Moreover, it was the Polisario that decided to break the ceasefire last November and resumed hostilities in the Guergarate buffer zone between Morocco and Mauritania. Meanwhile, the Moroccan Autonomy Plan for the Sahara, proposed in 2007, has been appreciated by important stakeholders in the international community as a serious, credible and realistic approach to the Sahara question. According to the plan, the Sahara provinces are to enjoy a high degree of autonomy within the sovereignty of Morocco. In fact, the Sahara areas under Morocco today already enjoy their own separate budget amounting to $8 billion for the period of 2016-2021.
Coming back to the Morocco-Spain diplomatic tiff, it is clear that Madrid did not appreciate the US presidential proclamation last year acknowledging Morocco’s sovereignty over the Sahara. In fact, Spain indefinitely postponed a summit with Morocco on the same day the proclamation was made. Then on April 18 this year, Spain allowed Polisario leader Brahim Ghali to secretly enter its territory under a fake name for a hospital stay after he tested positive for Covid-19. Madrid did not bother to inform Rabat, a key trade and security partner, about the arrangement. When news of Ghali’s stay in Spain went public, Madrid tried to pass it off as a humanitarian endeavour, failing to explain why Ghali was travelling under a fake name.
Morocco, of course, protested strongly against this Spanish perfidy and demanded an explanation from Madrid. But none was forthcoming. Then on May 17 and 18 tensions between the two countries reached a new height when 9,000 irregular migrants arrived at the Spanish exclave of Ceuta in Morocco. This led to some Spanish officials blaming Morocco for weaponising the irregular migrants. Madrid then proceeded to lobby against Morocco at the European Union with the European Parliament passing a non-binding resolution condemning Morocco in relation to the Ceuta episode. Finally, the cat was out of the bag when Spain’s foreign minister Arancha González Laya asked US secretary of state Antony Blinken to reverse the US position on the Moroccan Sahara, citing this as the reason for Spain’s diplomatic crisis with Morocco. This makes it amply clear that countries have been using the Moroccan Sahara issue to further their own vested interests. Their arguments are hardly rooted in lofty principles such as self-determination or human rights, but are actually governed by pure politics. Morocco is the gateway to Africa for Europe. The latter, apparently, still harbours traces of its erstwhile colonial mindset whereby it wants African nations to dance to its tunes. In fact, it is clear that many in Europe continue to see Africa as a servile servant.

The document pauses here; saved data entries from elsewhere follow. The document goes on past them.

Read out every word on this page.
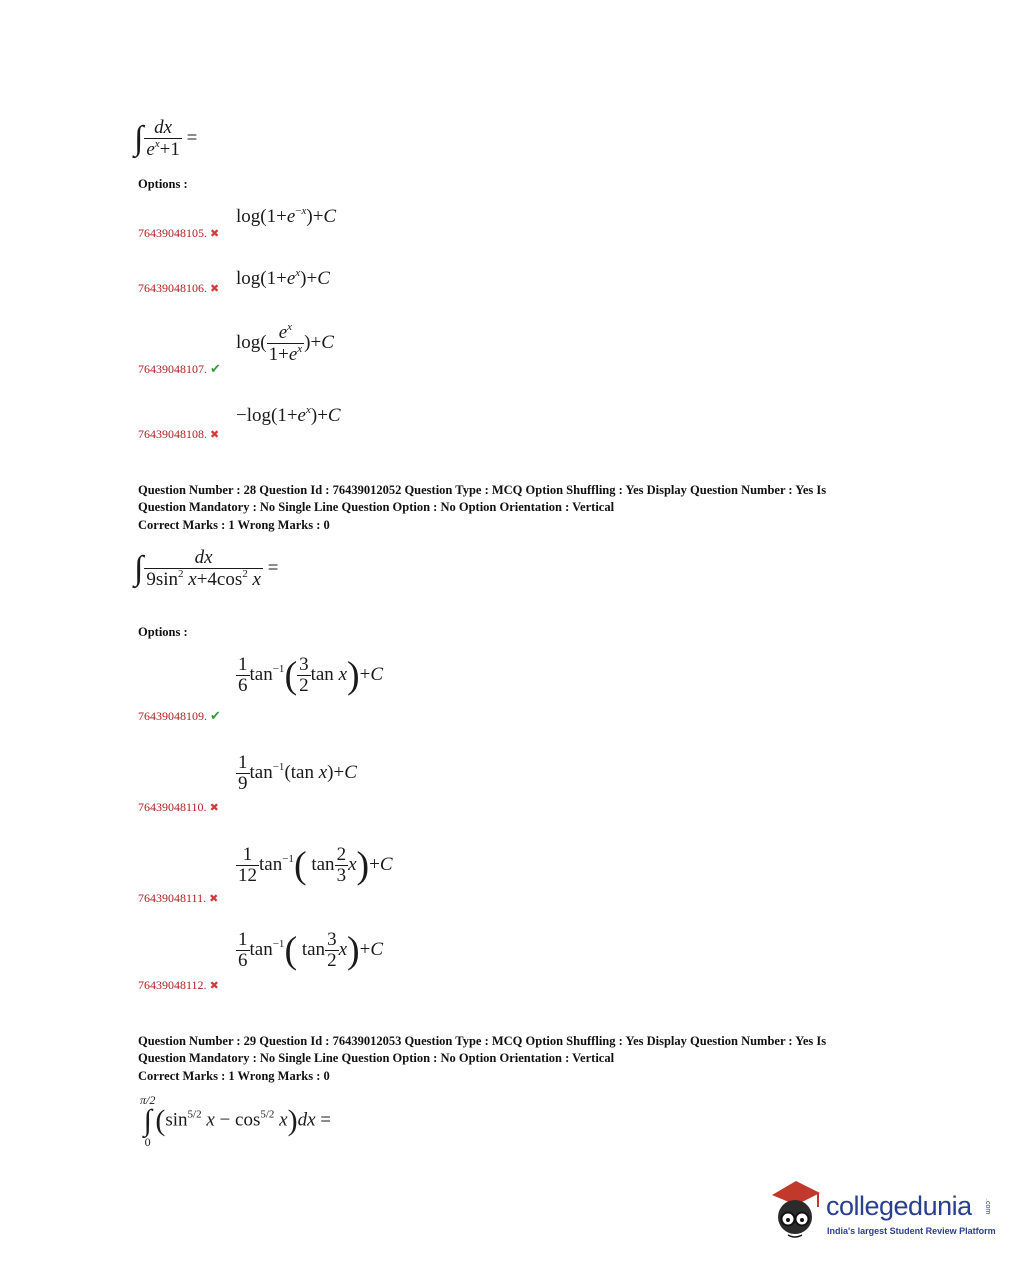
∫ $\frac{dx}{e^x+1}$ =
Options :
$\log(1+e^{-x})+C$
76439048105. ✖
$\log(1+e^x)+C$
76439048106. ✖
$\log( \frac{e^x}{1+e^x} )+C$
76439048107. ✔
$-\log(1+e^x)+C$
76439048108. ✖
Question Number : 28 Question Id : 76439012052 Question Type : MCQ Option Shuffling : Yes Display Question Number : Yes Is
Question Mandatory : No Single Line Question Option : No Option Orientation : Vertical
Correct Marks : 1 Wrong Marks : 0
∫ $\frac{dx}{9\sin^2 x+4\cos^2 x}$ =
Options :
$\frac{1}{6} \tan^{-1}( \frac{3}{2}$ tan x)+C
76439048109. ✔
$\frac{1}{9} \tan^{-1}(\tan$ x)+C
76439048110. ✖
$\frac{1}{12} \tan^{-1}$( $\tan \frac{2}{3} x)+C$
76439048111. ✖
$\frac{1}{6} \tan^{-1}$( $\tan \frac{3}{2} x)+C$
76439048112. ✖
Question Number : 29 Question Id : 76439012053 Question Type : MCQ Option Shuffling : Yes Display Question Number : Yes Is
Question Mandatory : No Single Line Question Option : No Option Orientation : Vertical
Correct Marks : 1 Wrong Marks : 0
π/2
∫
0
($\sin^{5/2}$ $x - \cos^{5/2} x)dx$ =
collegedunia .com
India's largest Student Review Platform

But the reality is that Africa today is rising and has no patience for Europe’s overbearing attitude. It is no longer willing to be dictated to. And this is the same sentiment that Morocco has in its crisis with Spain. In fact, Rabat would be perfectly justified in raising the issue of decolonisation of Ceuta and Melilla with Madrid.
Therefore, it is high time that Europe ends this charade over the Moroccan Sahara and follows the US in recognising the Moroccainity of this region. Plus, all African nations must come together to support Morocco in this regard and resist European chauvinism. It is welcome that the Pan-African Parliament has urged the European Parliament to not get involved in the crisis between Morocco and Spain. Africa must speak in one voice over the Moroccan Sahara issue.
Views expressed above are the author’s own.